2002 – It all started with the purchase of a refurbished iceBook three months ago. No longer would I have to retreat to my study to check my emails – instead I could sit in the lounge, keeping half an eye on the TV, and being part of the family at the same time. Other work could happen on the kitchen table, with far more space for books than my monitor and keyboard filled study desk ever allowed. And I love Mac OS X!
Soon, I realised that my faithful Power Mac, a 6500/128 MB/6 GB model with a G3 upgrade, was no longer earning either its keep or the space it took up. Selling it would bring in some useful cash; waiting another year might make it almost valueless. It sold on eBay, the G3 upgrade reaching twice the price of the Power Mac itself!
But before that, the implications of this decision had started to be realised. What about my SCSI CD-writer, my SCSI scanner, and my software, such as the TextBridge Pro character recognition package, which I don’t use enough to justify replacement by Mac OS X compatible packages on the iBook?
The answer was obvious – use one of the Colour Classics that I “play” with for my recreation! The Power Colour Classic, with a 275 MHz Power Mac 6500 logic board, had already been sold to help finance the iBook purchase. My “Taco” project to put a G3 logic board in an LCD-equipped CC is a few months from completion, and another Colour Classic has a slot-load CD drive in place of the floppy, whereas I need a floppy drive to read discs from my elderly Sony Mavica camera.
That left my most recently acquired CC – not quite “bog standard,” but benefiting from an increasingly common pair of CC upgrades, a screen upgrade to 640 x 480, and the logic board from an LC 575, with a 33 MHz 68040 rather than the CC’s 16 MHz 68030. This particular “Mystic,” as the 575-upgraded CC is called, has been overclocked to 43 MHz and has 68 MB of RAM. This makes it one of the fastest possible CCs, short of the full “Takky” PowerCC upgrade.

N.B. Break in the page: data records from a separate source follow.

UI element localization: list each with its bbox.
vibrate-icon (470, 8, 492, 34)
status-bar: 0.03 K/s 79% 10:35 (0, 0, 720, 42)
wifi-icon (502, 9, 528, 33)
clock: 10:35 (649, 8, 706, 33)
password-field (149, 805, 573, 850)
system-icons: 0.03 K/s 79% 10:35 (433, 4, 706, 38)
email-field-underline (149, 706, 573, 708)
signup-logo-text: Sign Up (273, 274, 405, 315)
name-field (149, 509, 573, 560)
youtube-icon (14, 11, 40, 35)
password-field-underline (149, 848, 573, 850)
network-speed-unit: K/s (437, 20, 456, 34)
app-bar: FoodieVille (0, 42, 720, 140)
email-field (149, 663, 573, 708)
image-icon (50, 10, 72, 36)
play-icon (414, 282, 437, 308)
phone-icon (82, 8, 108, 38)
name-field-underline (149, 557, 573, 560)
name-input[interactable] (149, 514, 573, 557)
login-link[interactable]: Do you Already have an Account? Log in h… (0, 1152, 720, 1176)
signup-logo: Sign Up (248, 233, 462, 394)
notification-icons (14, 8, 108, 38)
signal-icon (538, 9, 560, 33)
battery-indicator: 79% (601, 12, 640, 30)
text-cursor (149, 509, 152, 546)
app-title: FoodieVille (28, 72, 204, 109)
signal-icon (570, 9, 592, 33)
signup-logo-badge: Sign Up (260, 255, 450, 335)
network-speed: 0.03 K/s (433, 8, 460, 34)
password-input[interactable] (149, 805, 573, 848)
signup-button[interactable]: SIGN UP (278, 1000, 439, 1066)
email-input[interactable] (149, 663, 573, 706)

All this is a well-worn path for Colour Classic fans – what was new ground for me was trying to use it as my only desktop Mac. What has amazed me in the last couple of weeks is just how much serious work can be done with a 10-year-old pre-PowerPC Mac.
CD writing? The Toast software that came with my SCSI CD-writer is 68K compatible. I installed it. I wondered if trying to burn a CD on such a slow machine would simply produce some shiny coasters. I needn’t have worried; in fact the Mystic can throw data at the 4x writer as fast as it can write it!
Likewise, the Agfa scanner drivers from the mid 1990s run fine on a 68K Mac, as does Photoshop 4LE, as does TextBridge Pro, as does Quark XPress 3.3.
Once a year, I freelance for a British weekly church newspaper, supporting its coverage of the national Methodist Church Conference and providing the hardware for the Conference end of a production system that emails copy in Word (spit!) format to the London office for page make-up and receives back Quark files for checking before printing. In the past, I’ve lugged a 6500 with 17″ screen or “borrowed” my children’s 5500. Neither was a pleasure to carry up the numerous flights of steps to the rooms usually allocated to the press in British Town Halls.
This year, the CC will slip into its padded case and provide very similar functionality, complete with a modem in the Comm Slot and an ethernet card in the PDS slot, giving connectivity to printers and other Macs. (During the day, the iBook is in the Conference with me, for reporting, and the CC will be the email station for the reporting team. On the long night before printing, the 1024 x 768 display on the iBook will come to our aid for Quark page checking. One year, dawn was breaking before the last page was “signed off,” but that’s another story!)
Of course, Mac OS X, iMovie, and the rest of the digital-hub technology revolution is beyond this modestly upgraded machine. But its footprint remains unmatched short of a G4 Cube or G4 iMac – and my experiences of the past two weeks have taught me that Colour Classics can be far more than material for upgrade projects.
Now a CC sits where a 6500 and 17″ screen once resided. The iceBook is alongside, and between them the two Macs – ancient and modern – provide me with a very flexible and powerful working environment.
When Stuart Bell is not playing with his new iBook or his collection of compact Macs, he is a minister in the British Methodist Church. Bell was the keeper of the Power Colo(u)r Classic website.